The flip-side, of course, is that those places, which initially can expect not to be hit so hard by EU withdrawal, places like Barnsley, Hull, Luton and Burnley, will not have the capacity to recover so well. By and large, it is these areas that voted to leave last year.

So, the irony is that in the years following Brexit it will be those cities which opposed leaving the Brussels club, the likes of the Scottish cities as well as London, which will be the ones to recover the best and enjoy, if it turns out to be the case, a Brexit dividend.

But this could take years to materialise. In the meantime the disproportionate hit taken by cities like Edinburgh and Aberdeen, the latter already struggling because of the downturn in the oil and gas sector, means the UK Government must take heed of the calls for a more tailored approach to Brexit to enable different places to cope with the specific challenges posed by withdrawal.

Last week, a House of Lords report spoke of the UK Government allowing “differentiated arrangements” for Scotland, notably on immigration. For some it has always seemed not only unfair but also impractical that, on the one hand, Whitehall is demanding a bespoke Brexit deal from Brussels, but, on the other, is denying the possibility of a bespoke deal for Scotland, or any other part of the UK.

On immigration, the UK Government has thus far insisted there has to be a one-size-fits-all UK-wide policy. As has often been argued the problem in Scotland is not that there are too many migrant workers but that there are too few to fill important vacancies.

Theresa May and her colleagues have decried the monolithic thinking with which the media approaches what they regard as the golden opportunities thrown up by Brexit but then adopt the same monolithic thinking when it comes to addressing the different needs that exist across the UK.

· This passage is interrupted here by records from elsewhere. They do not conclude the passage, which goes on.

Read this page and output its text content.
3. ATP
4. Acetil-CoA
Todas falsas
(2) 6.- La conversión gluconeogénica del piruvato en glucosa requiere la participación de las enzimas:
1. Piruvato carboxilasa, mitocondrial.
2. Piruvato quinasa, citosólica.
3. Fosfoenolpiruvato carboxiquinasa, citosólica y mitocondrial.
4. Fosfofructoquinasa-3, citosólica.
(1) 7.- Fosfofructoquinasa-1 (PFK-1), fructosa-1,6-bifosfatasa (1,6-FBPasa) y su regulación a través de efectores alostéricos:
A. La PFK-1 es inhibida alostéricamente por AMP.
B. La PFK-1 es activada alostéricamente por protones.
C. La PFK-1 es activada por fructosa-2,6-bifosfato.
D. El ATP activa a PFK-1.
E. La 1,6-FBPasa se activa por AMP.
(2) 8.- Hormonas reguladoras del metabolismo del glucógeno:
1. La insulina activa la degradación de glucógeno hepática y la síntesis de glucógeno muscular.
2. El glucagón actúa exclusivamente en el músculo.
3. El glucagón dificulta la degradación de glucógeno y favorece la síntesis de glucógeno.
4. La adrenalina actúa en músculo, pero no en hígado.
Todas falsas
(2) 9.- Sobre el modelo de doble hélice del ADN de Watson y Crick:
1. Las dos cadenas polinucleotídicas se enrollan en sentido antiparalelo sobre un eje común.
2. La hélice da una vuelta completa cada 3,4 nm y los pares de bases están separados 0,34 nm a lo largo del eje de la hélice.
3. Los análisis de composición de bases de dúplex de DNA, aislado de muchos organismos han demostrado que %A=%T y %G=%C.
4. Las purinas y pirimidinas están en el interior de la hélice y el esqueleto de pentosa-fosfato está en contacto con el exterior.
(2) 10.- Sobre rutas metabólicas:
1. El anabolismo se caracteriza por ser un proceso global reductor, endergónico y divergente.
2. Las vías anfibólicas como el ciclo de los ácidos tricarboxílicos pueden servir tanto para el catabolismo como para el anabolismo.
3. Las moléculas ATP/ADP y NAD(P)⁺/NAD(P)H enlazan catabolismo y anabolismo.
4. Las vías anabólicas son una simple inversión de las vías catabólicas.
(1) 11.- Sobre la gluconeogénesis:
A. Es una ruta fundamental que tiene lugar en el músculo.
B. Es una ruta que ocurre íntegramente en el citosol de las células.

Surely as the Brexit process gets underway it is time for the Prime Minister and her Government to practice what they preach; to recognise some parts of the UK will themselves need bespoke solutions to specific problems.

Flexibility has to be the UK Government’s Brexit watchword if cities like Aberdeen and Edinburgh are not to suffer disproportionately over several years from a process they never supported in the first place.